Alighieri, Bellincione

Enciclopedia Dantesca (1970)

Alighieri, Bellincione

Renato Piattoli

Figlio di Alighiero I, nato probabilmente alla fine del sec. XII come possiamo arguire considerando che le ultime menzioni di lui vivo risalgono al 1269.

In un atto del 1246 i suoi figli Bello e Gherardo affermarono di aver superato i diciotto anni; Donato, altro figlio, dichiarò - e la sua dichiarazione fu suffragata dal padre e dai fratelli - di aver superato i quindici anni. Da ciò si può concludere che i rimanenti figli di B., cioè Alighiero, Brunetto e Drudolo, avevano superato i diciotto anni, e poiché in altri documenti dello stesso anno vengono detti emancipati senza richiamo allo strumento notarile di emancipazione, si può supporre che " emancipatus " in questi atti significhi maggiorenne, e quindi che avevano superato non solo i ventuno ma i venticinque anni. Con il che siamo venuti a dire che i figli di B. nacquero tutti in un periodo all'incirca compreso tra il 1220 e il 1230, e che il matrimonio di B. doveva aver avuto luogo tra il 1215 e il 1220.

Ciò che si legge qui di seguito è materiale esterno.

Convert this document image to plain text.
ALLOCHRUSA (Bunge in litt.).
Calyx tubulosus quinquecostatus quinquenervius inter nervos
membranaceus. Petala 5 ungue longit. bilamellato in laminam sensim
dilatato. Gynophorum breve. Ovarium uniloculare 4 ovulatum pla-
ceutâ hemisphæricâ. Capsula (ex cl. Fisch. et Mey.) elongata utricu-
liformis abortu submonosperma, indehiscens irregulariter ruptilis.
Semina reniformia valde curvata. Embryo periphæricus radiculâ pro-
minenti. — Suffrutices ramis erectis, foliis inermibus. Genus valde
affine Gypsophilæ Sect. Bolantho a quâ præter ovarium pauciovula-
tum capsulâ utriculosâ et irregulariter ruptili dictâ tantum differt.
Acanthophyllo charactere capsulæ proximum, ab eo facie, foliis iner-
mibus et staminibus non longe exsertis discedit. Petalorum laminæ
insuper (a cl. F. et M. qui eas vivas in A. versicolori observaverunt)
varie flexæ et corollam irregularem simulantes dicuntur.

Si avviò ben presto al traffico del danaro, il quale si esplicava mediante il prestito e operazioni di compra e vendita di terre, di crediti, di canoni enfiteutici, di affitti, forse anche di prodotti agricoli. Il migliore teatro di operazioni, B. lo trovò a Prato e nel territorio circostante, procurandosi un giro di affari anche con membri dell'aristocrazia locale, sia del partito guelfo come i Pugliesi, sia di fede ghibellina come i Barcosi e i Dagomari. E a Prato è datato il primo documento che parli di B., alla fine del 1232. Allora egli, da qualche anno, si doveva essere accasato con una donna di cui ignoriamo tutto, la quale gli generò almeno sei figli maschi, le cui età si possono approssimativamente determinare da un documento del marzo 1246.

A Prato condusse B. i figli per compiere insieme con loro operazioni commerciali e finanziarie, e, presumibilmente, per avviare i più piccoli verso i traffici; e qui si svolse, nel marzo e aprile 1246, l'operazione di cui si possiede la più ampia documentazione, consistente nella vendita di alcuni terreni e di diritti enfiteutici su altre terre fatta a Toringo del fu Pugliese per il prezzo di 140 lire di danari pisani, somma che B. e i figli concessero in mutuo quinquennale, con l'interesse che il padre stesso avrebbe determinato, ad Alighiero, il figlio maggiore, certamente per dargli modo di mettersi a lavorare in proprio o di allargare la propria cerchia di affari. Gli affari degli Alighieri del ceppo di B. in Prato durarono nel tempo, pur rarefacendosi dopo il 1250; quelli di Gherardo, Belluzzo e Donato duravano ancora nel 1270, di Brunetto nel 1275, di Alighiero nel 1257; quelli di B. non sono più documentati dall'aprile 1246. L'unica testimonianza di cariche pubbliche ricoperte da B. è del novembre 1251, quando egli partecipò al Consiglio che approvò l'alleanza tra Firenze, Lucca e Genova. Pare che B. fosse ancora vivo nel 1269 quando venne redatto il libro dell'estimo dei danni subiti dai guelfi, nei loro immobili, durante la supremazia degli avversari. Dopo il 1270 divengono molto più abbondanti, rispetto a quelli concernenti gli Alighieri del ceppo di B., i documenti sugli Alighieri del ramo del Bello.

Bibl. - V. Nicastro, L'avo di D. in Prato, in " Arch. Stor. Pratese " IV (1921) 1-9; R. Piattoli, Gli A. a Prato nel sec. XIII, in " Studi d. " XVII (1933) 55-96; ID., Codice 6, 8, 9, 10, 26, 27, 35; O. Brattö, Liber Extimationum, Göteborg 1956, 71 n. 379.